Monday, February 29, 2016

This 19th C. Pro-Life Hero Quietly Saved Millions of Lives – Including Your Own


This 19th C. Pro-Life Hero Quietly Saved Millions of Lives – Including Your Own

by -   or  https://churchpop.com/2016/02/23/19th-c-pro-life-doctor-hero/
Public Domain, Wikipedia / ChurchPOP
When you think about abortion in the United States, you probably think of the Supreme Court’s 1973 ruling in Roe v. Wade. But abortion had been a problem for long before then.

The laws Roe v. Wade struck down had been enacted in the 19th century after the discovery of the process of conception. Those laws saved millions of lives, and one scholar has calculated that most people in the U.S. today have at least one direct ancestor who was born because of those laws. Amazingly, those laws were enacted primarily due to the efforts of one man.

And who is this amazing hero? The little-known Dr. Horatio Robinson Storer.



A Terrifying Discovery

 

Born in 1830 to a Protestant family, Storer earned his M.D. from Harvard before working for a year in Scotland under Dr. James Young Simpson, who first used chloroform as an early anesthesia.
Soon after starting his practice in the U.S., he noticed something peculiar: many of the problems his female patients had were the result of abortions.

How widespread was this problem? No one really knew. Abortion was a taboo subject in 19th century America and was hardly ever discussed. So he first talked to other doctors about his observations, and they reported the same thing.

Now, Dr. Storer knew the best science of the day, which had recently concluded that human life began at conception, rather than the medieval conception of “quickening.” This meant that abortion was the taking of an innocent human life. Terrified at the prospect that innumerable children were quietly being killed by their parents every year, he devoted himself to researching the full extent of the problem for the next few years.

A Feminist Revolution

 

In 1859, on the eve of the American Civil War over the evil of slavery, he wrote a report for the American Medical Association (AMA) on his research which concluded that the nation was suffering from another evil few even knew existed: that “thousands and hundreds of thousands of lives are… directly at stake, and are annually sacrificed” as a result of abortion.

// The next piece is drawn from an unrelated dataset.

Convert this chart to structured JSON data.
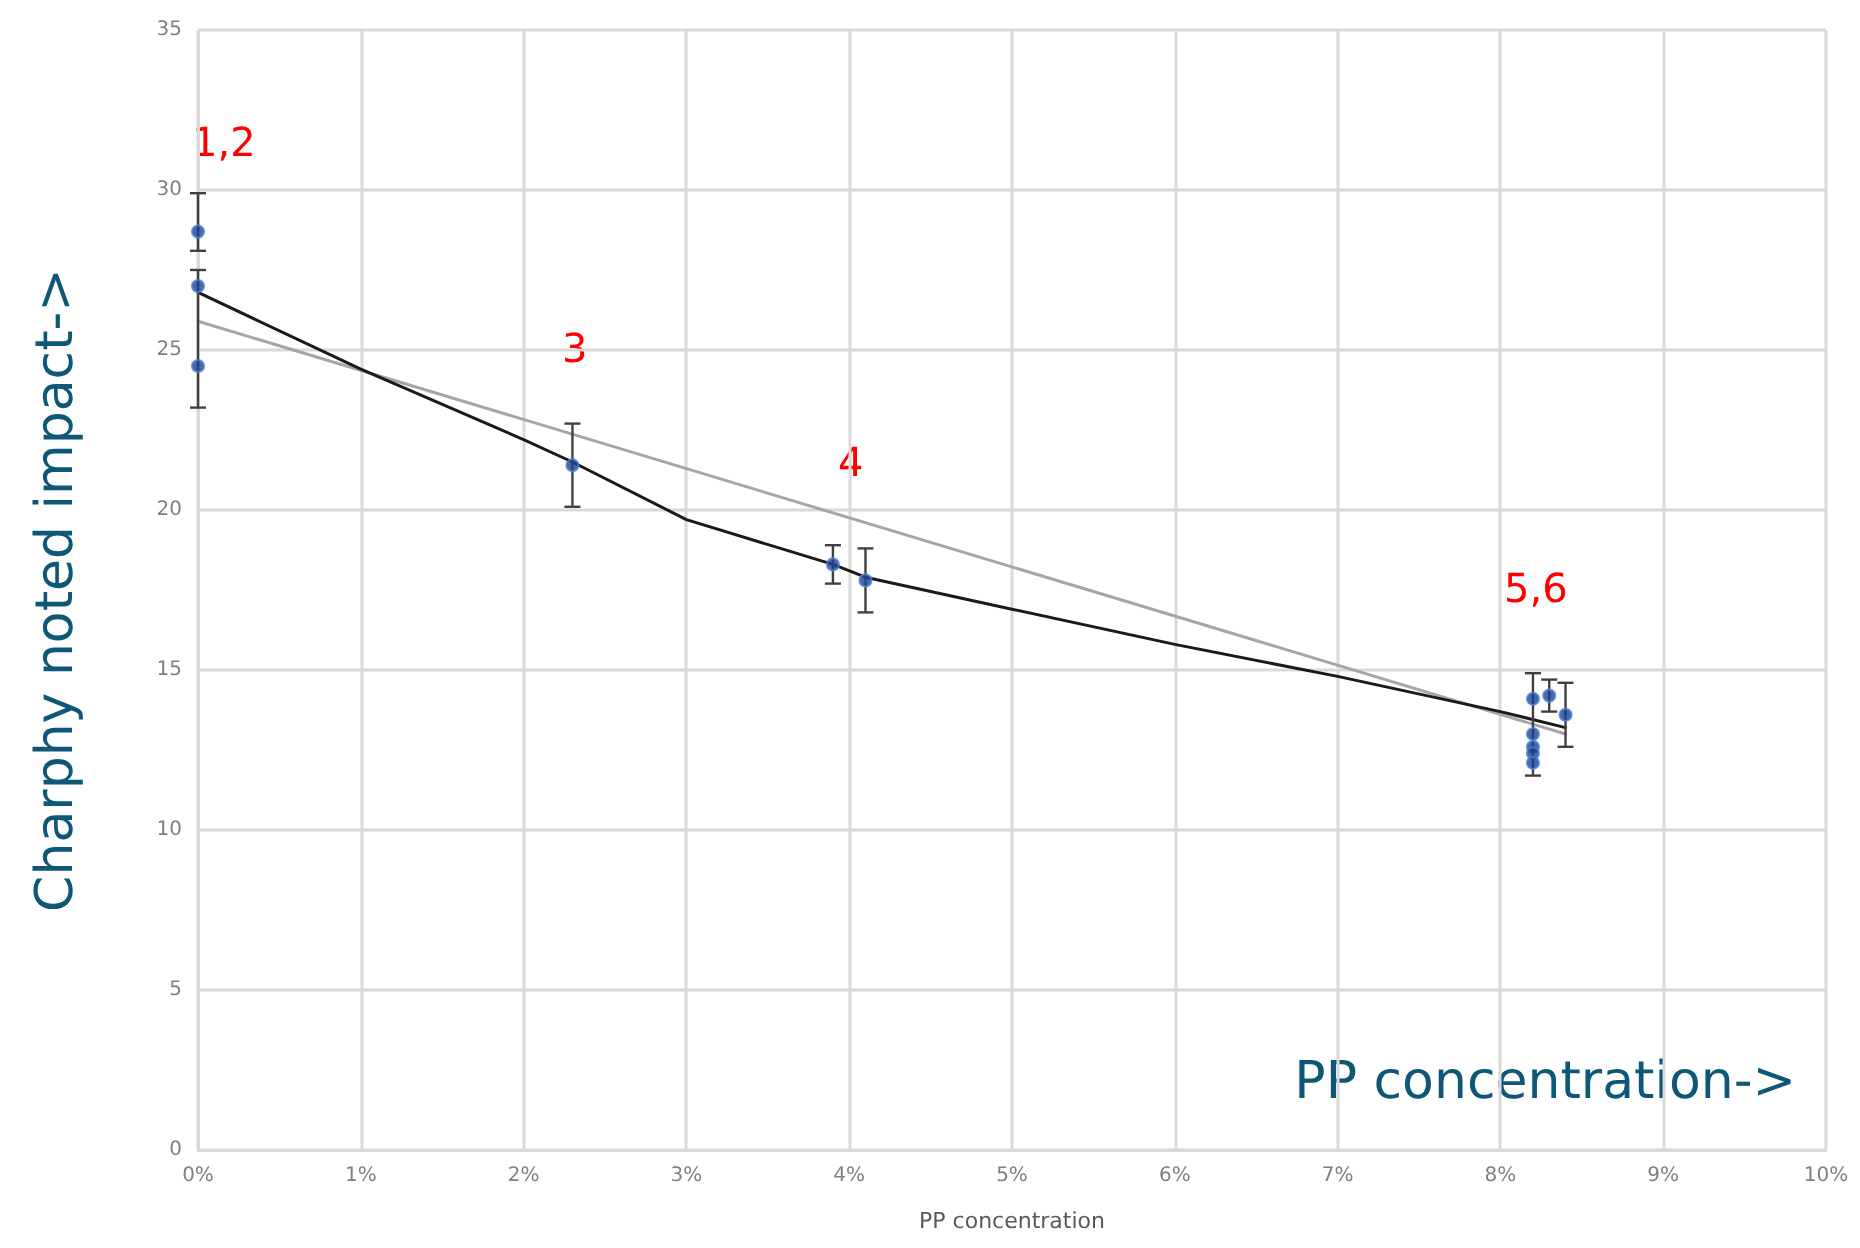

In a journal article he published the same year, he explained his horror at what he had discovered:

If we have proved the existence of fetal life before quickening has taken place or can take place, and by all analogy and a close and conclusive process of induction, its commencement at the very beginning, at conception itself, we are compelled to believe unjustifiable abortion always a crime.

And now words fail. Of the mother, by consent or by her own hand, imbrued with her infant’s blood; of the equally guilty father, who counsels or allows the crime; of the wretches, who by their wholesale murders far out-Herod Burke and Hare; of the public sentiment which palliates, pardons, and would even praise this, so common, violation of all law, human and divine, of all instinct, of all reason, all pity, all mercy, all love, we leave those to speak who can.

At the time, the AMA had no formal guidance on abortion, so Dr. Storer formed the association’s first committee on the subject. In 1860, they wrote a letter to Congress and State legislatures explaining the scientific discovery that life began at conception and asking for new laws to defend the unborn.

With the help of early feminists, they succeeded: new laws were passed throughout the country that greatly restricted abortion and subsequently saved millions of lives. Scholar Dr. Frederick N. Dyer has done the math and figured out that most people living in the U.S. today have at least one direct ancestor saved by those laws. That means that if you’re an American, you probably wouldn’t exist without the work of Dr. Storer.

 

Coming Home

 

But that’s not the end of the story.
While Dr. Storer was working to stop abortion, he noticed something: the Catholic Church was a strong ally, but most Protestant clergy ignored the issue. As a result, most abortions were being performed for married Protestant women. Over time, this had an effect on him.

Then, in 1872, he suffered from a terrible infection. While in the hospital, he received care from a kind Catholic nurse. Four year later, he married her. And two years after that, he converted to Catholicism.